Büyük hattatlardan Abdülhalim Özyazıcı, Hamid Aytaç ve Necmeddin Okyay gibi üstatlardan ders aldı. Mustafa Düzgünman, Abdülbaki Gölpınarlı ve Emin Barın’ın en yakın dostlarındandı. Ömrünün sonuna kadar gönüllü olarak hat dersleri verdi, talebe yetiştirdi. Kendisi de çok kıymetli bir hattat ve hat tarihçisi olan Prof. Dr. Muhittin Serin İslâm Ansiklopedisi’ne yazdığı makalede şöyle diyor:
“Ali Alparslan, Necmeddin Hoca’nın izniyle akademinin hat hocalarından Mustafa Halim Özyazıcı’dan divanî, celî divanî ve rikâ’ yazılarını öğrenmiş, 1948 yılında ta’lik yazıdan icâzet almıştır. İran’da iken buranın önde gelen hattatlarıyla görüşmüş, Zerrin Hat adlı sanatkârın derslerine devam ederek İran nesta’likinin inceliklerini öğrenmiş, İran ta’lik üslûbu ve şikeste yazısıyla ilgilenmiştir. Daha sonra Emin Barın’ın Divanyolu’ndaki atölyesinde yapılan toplantılara katılmış, çeşitli sanat muhitlerinde yapılan faaliyetleri izlemiştir.”

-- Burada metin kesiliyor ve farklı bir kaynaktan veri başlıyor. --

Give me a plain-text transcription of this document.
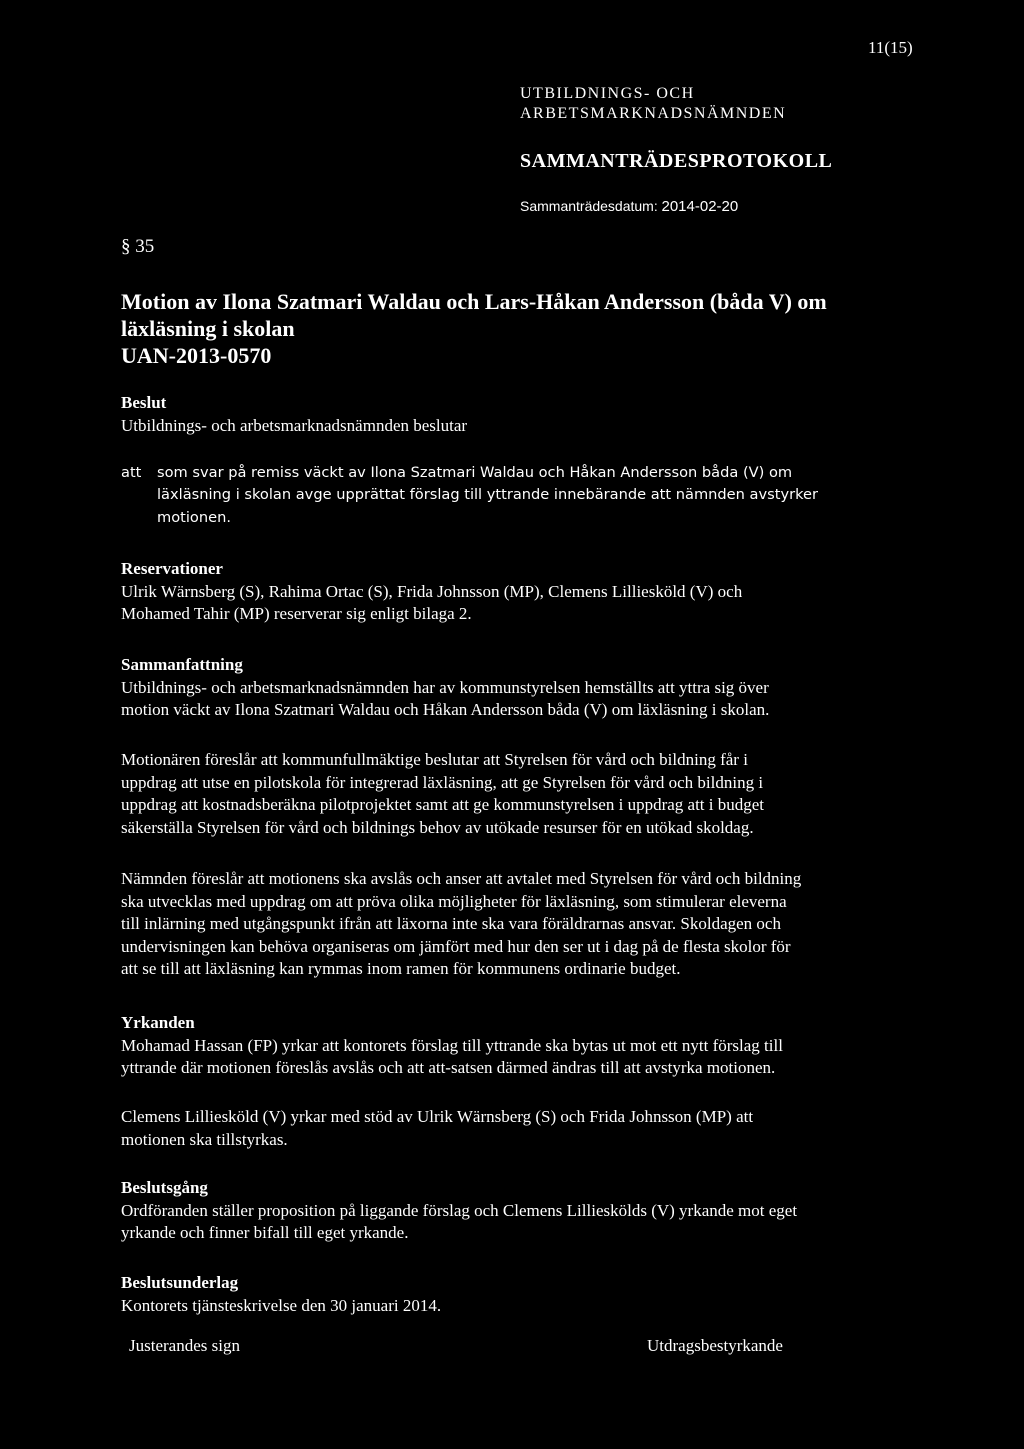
11(15)
UTBILDNINGS- OCH
ARBETSMARKNADSNÄMNDEN
SAMMANTRÄDESPROTOKOLL
Sammanträdesdatum: 2014-02-20
§ 35
Motion av Ilona Szatmari Waldau och Lars-Håkan Andersson (båda V) om
läxläsning i skolan
UAN-2013-0570

Beslut

Utbildnings- och arbetsmarknadsnämnden beslutar

att som svar på remiss väckt av Ilona Szatmari Waldau och Håkan Andersson båda (V) om
läxläsning i skolan avge upprättat förslag till yttrande innebärande att nämnden avstyrker
motionen.

Reservationer

Ulrik Wärnsberg (S), Rahima Ortac (S), Frida Johnsson (MP), Clemens Lilliesköld (V) och

Mohamed Tahir (MP) reserverar sig enligt bilaga 2.

Sammanfattning

Utbildnings- och arbetsmarknadsnämnden har av kommunstyrelsen hemställts att yttra sig över

motion väckt av Ilona Szatmari Waldau och Håkan Andersson båda (V) om läxläsning i skolan.

Motionären föreslår att kommunfullmäktige beslutar att Styrelsen för vård och bildning får i

uppdrag att utse en pilotskola för integrerad läxläsning, att ge Styrelsen för vård och bildning i

uppdrag att kostnadsberäkna pilotprojektet samt att ge kommunstyrelsen i uppdrag att i budget

säkerställa Styrelsen för vård och bildnings behov av utökade resurser för en utökad skoldag.

Nämnden föreslår att motionens ska avslås och anser att avtalet med Styrelsen för vård och bildning

ska utvecklas med uppdrag om att pröva olika möjligheter för läxläsning, som stimulerar eleverna

till inlärning med utgångspunkt ifrån att läxorna inte ska vara föräldrarnas ansvar. Skoldagen och

undervisningen kan behöva organiseras om jämfört med hur den ser ut i dag på de flesta skolor för

att se till att läxläsning kan rymmas inom ramen för kommunens ordinarie budget.

Yrkanden

Mohamad Hassan (FP) yrkar att kontorets förslag till yttrande ska bytas ut mot ett nytt förslag till

yttrande där motionen föreslås avslås och att att-satsen därmed ändras till att avstyrka motionen.

Clemens Lilliesköld (V) yrkar med stöd av Ulrik Wärnsberg (S) och Frida Johnsson (MP) att

motionen ska tillstyrkas.

Beslutsgång

Ordföranden ställer proposition på liggande förslag och Clemens Lillieskölds (V) yrkande mot eget

yrkande och finner bifall till eget yrkande.

Beslutsunderlag

Kontorets tjänsteskrivelse den 30 januari 2014.

Justerandes sign	Utdragsbestyrkande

Ali Alparslan’ın kültür, sanat, edebiyat ve muhtelif sahalarda kaleme aldığı pek çok makalesi vardır. Ayrıca birçok eserde, albümde, ansiklopedide, kitabede ve binada hat eseri bulunuyor. Kitap olarak şu eserleri neşredildi: Kadı Burhaneddin Divanı’ndan Seçmeler (Ankara 1977), Ahmed Paşa (Ankara 1987), Şeyh Galib (Ankara 1988), Ünlü Türk Hattatları (Ankara 1992), Abdülbaki Gölpınarlı (Ankara 1996), Osmanlı Hat Sanatı Tarihi (İstanbul 1999).
Unutamadığım Bir Hatıra
Hocamız, ömrünün son yıllarında Besmele Bahçesi isimli bir esere imza atmıştı. Merhum Ergun Göze ustamızın başında bulunduğu Boğaziçi Yayınları tarafından neşredilen eserde İslâm’ın Yüce Peygamberinden günümüze 400’de fazla Besmele örneği bulunuyordu. Kufî, Muhakkak, Reyhanî, Sülüs, Nesih, Tevki-Rika, Nesta’lik, Divanî-Celî, Divanî ve Resim Besmeleler… Sultan ve hanım besmeleleri… 400’den fazla örnek… En büyük hattatlarımızın meşkinden yansıyan ve 14 asra mühür vuran şaheserler… Hocanın teşrifiyle, Bâbıâli ayrı bir veçheye kavuşuyor, ilim, irfanla ve zarafetle bezeniyordu. Hoca bulunduğu muhitlere seviye getiren cinsten yüksek bir şahsiyet idi. Gurur, kibir onun semtine hiç uğramamıştı sanki. Büyükle büyük, çocukla çocuktu. Hüsnühattın kudretli kalemi, bilinmek için değil, bilmek için yaşıyor, sanattaki büyük ve ince sırrı keşfetmeye çalışıyordu. Esasen o, büyük bir ilim adamı, mümtaz bir sanatkâr, ender rastlanır bir münevver olmanın yanı sıra bir gönül insanıydı.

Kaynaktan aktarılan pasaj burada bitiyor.